“Yep,” answered Jan, with a look at Chick which was intended to mystify the girls.
“Maybe P’lina is the ghost, then,” Nell suggested, and Jannet thought to herself that it was not impossible.
“I’ll tell P’lina that I want to see if any of my mother’s boxes or trunks are up there, and perhaps she will give me the key!”
“You wouldn’t dare, Jannet!”
“Yes I would, Nell!”
“Much you would,” and Jan’s disbelieving eyes laughed into Jannet’s sparkling ones. “Wait till I come home again anyhow,” he added.

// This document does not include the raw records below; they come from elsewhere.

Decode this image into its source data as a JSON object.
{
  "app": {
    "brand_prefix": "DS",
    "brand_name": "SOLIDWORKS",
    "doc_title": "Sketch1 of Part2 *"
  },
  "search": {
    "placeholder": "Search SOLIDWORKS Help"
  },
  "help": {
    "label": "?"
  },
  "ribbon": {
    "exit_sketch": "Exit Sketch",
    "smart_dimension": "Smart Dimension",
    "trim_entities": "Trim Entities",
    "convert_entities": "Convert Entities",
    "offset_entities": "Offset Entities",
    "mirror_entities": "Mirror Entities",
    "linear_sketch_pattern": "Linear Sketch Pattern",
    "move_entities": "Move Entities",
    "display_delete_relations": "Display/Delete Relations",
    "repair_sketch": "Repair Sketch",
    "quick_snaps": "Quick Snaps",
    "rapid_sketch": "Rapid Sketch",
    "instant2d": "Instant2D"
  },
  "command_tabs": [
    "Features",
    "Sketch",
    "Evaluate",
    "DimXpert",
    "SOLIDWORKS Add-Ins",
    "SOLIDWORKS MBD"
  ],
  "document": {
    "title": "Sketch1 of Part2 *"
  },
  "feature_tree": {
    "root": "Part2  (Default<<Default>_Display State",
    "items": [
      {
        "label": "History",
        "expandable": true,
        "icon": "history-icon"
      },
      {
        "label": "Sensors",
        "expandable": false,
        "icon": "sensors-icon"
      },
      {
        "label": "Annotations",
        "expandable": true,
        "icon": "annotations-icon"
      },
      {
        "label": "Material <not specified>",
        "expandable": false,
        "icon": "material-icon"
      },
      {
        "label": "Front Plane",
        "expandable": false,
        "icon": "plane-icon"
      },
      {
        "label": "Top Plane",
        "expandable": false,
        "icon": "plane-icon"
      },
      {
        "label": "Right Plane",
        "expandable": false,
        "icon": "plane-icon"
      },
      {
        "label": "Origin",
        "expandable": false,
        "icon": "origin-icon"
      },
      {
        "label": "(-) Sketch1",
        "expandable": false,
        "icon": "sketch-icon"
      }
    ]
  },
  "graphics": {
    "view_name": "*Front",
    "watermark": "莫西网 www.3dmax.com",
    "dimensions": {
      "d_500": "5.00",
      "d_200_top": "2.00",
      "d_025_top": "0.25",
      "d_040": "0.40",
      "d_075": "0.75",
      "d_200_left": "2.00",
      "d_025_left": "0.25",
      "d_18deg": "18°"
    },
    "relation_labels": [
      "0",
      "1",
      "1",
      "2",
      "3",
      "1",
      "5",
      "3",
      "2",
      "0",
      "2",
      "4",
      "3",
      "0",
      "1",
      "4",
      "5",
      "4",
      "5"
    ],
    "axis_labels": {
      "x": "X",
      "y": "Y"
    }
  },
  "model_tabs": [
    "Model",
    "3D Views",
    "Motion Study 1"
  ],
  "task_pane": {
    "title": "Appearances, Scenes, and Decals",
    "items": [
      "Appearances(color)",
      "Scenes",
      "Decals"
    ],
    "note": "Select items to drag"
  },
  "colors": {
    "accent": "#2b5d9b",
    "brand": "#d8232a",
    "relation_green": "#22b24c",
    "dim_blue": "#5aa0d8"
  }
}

“Perhaps I will, Jan,” his cousin conceded.
The boys said goodnight, leaving the two girls in the quaint old kitchen, where they had made taffy in one of the old kettles, by the express permission of Mrs. Holt, and under her supervision, for Paulina had not wanted to have the “trouble and muss” of a fire here, among the cherished antiques of the kitchen. “Before the weather gets too hot,” meditatively said Jannet, taking a last piece of the sticky but very delicious sweet from one of the pans, “I’d like to have an old-fashioned taffy pull and invite some of the girls and boys that I met at your house, Nell. I’m afraid that Uncle Pieter and Old P’lina might not like it, but perhaps Cousin Di could get permission for me.”
“Perhaps so,” doubtfully answered Nell, “but remember that Chick and Jan leave to-morrow.”
“That’s so. Well, perhaps I’ll be here next winter. I’ve read about the good times in the country in the winter and I almost wish I needn’t go to school.”